Examples: Work by TOW 0.2 learners:
Also: “Walking Across America: Advice for a Young Man” (by Andrew Forsthoefel) and “About Hunger & Resilience” (by Michael Nye).
- Transom “Edit: Send It to the Basement”
- Transom “iPhone PCM Recorder”
- UC Berkeley “Mobile Reporting Field Guide” (Chapters on Audio and Photography Apps; use free e-book or PDF version)
- TOW “Signal-to-Noise”
- Transom “Story Structure”
- SourceForge Audacity: Free Audio Editor and Recorder
- Knight Digital Media Center “Audacity”
- Teaching & Learning Centre “Audacity Tutorial: Audio Editing”
- Steeple “Simple guide to editing in Audacity”
- Creative Commons “Legal Music For Videos”
Learn to switch media and experiment with story structure.
This second assignment is to do basically the same thing as the first, only with an audio recorder, and then take a photo. A smartphone can be used for both.
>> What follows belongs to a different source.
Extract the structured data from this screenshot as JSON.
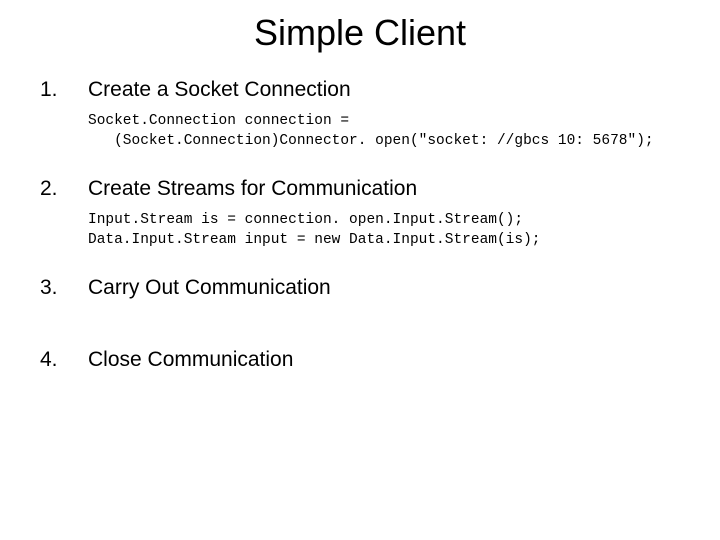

Some of you already know how to use audio recorders and audio production software, but for those who are new to the medium there’s a couple of things you need to learn, pretty quickly.
The first thing is you’re going need to learn how to make a good sound recording. So for sure you’ll need to find some headphones and plug them and wear them from now on when you are using your recorder. This is the best way to learn how microphones hear things. It’s different than how we hear things and you need to experience it. I’ve written a short essay on this and I will post it in the resources.
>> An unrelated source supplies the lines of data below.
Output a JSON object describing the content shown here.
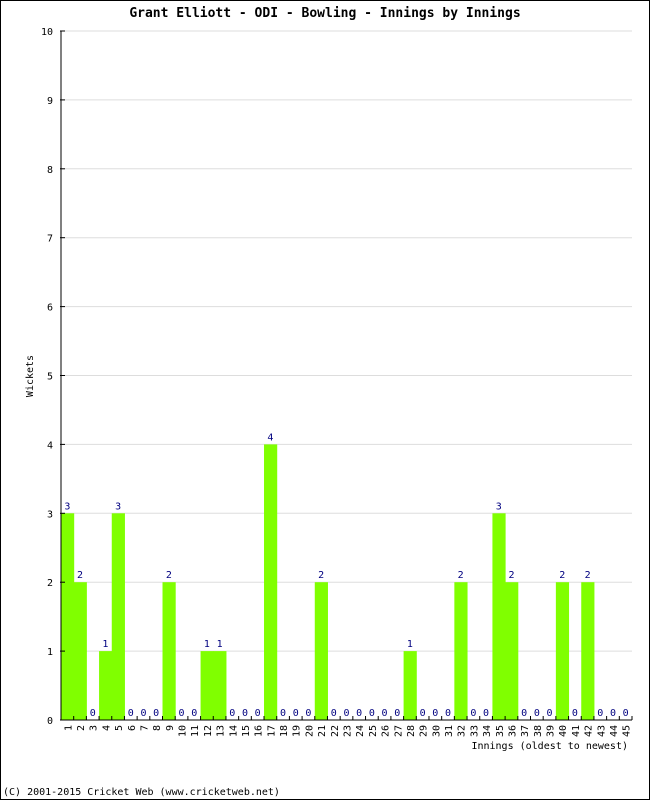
{
  "footer": "(C) 2001-2015 Cricket Web (www.cricketweb.net)",
  "colors": {
    "bar": "#80ff00",
    "label": "#000080",
    "grid": "#dddddd",
    "axis": "#000000"
  },
  "chart_data": {
    "type": "bar",
    "title": "Grant Elliott - ODI - Bowling - Innings by Innings",
    "xlabel": "Innings (oldest to newest)",
    "ylabel": "Wickets",
    "ylim": [
      0,
      10
    ],
    "yticks": [
      0,
      1,
      2,
      3,
      4,
      5,
      6,
      7,
      8,
      9,
      10
    ],
    "grid": true,
    "legend": "none",
    "categories": [
      "1",
      "2",
      "3",
      "4",
      "5",
      "6",
      "7",
      "8",
      "9",
      "10",
      "11",
      "12",
      "13",
      "14",
      "15",
      "16",
      "17",
      "18",
      "19",
      "20",
      "21",
      "22",
      "23",
      "24",
      "25",
      "26",
      "27",
      "28",
      "29",
      "30",
      "31",
      "32",
      "33",
      "34",
      "35",
      "36",
      "37",
      "38",
      "39",
      "40",
      "41",
      "42",
      "43",
      "44",
      "45"
    ],
    "values": [
      3,
      2,
      0,
      1,
      3,
      0,
      0,
      0,
      2,
      0,
      0,
      1,
      1,
      0,
      0,
      0,
      4,
      0,
      0,
      0,
      2,
      0,
      0,
      0,
      0,
      0,
      0,
      1,
      0,
      0,
      0,
      2,
      0,
      0,
      3,
      2,
      0,
      0,
      0,
      2,
      0,
      2,
      0,
      0,
      0
    ]
  }
}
Then you’ll need to download and learn to use a software program for editing and production. Audacity is free. Hindenburg has a free trial. I’ll post tutorials in the resources as well.
So go out and interview five people, preferably strangers, and ask them what they are afraid of. Then choose the best, most interesting interview and edit it down to less than 90 seconds, concentrating on finding a beginning, then an ending, and then cutting the middle down to time. I will write more about this process later, and there’s a good essay on editing by Larry Massett here at Transom.
The main thing I’d like you to focus on for now is finding interesting people to talk to. It’s not easy. It’s like fishing. Usually you got to throw your line in the water a bunch of times before you get something good. And then it’s not easy to learn how to draw people out, get them to basically spill their guts with a microphone in front of them.
I hope you’re all having fun learning new things. I bet it’s tough to figure it all out for the first time. Just try to go through all the steps and get something posted.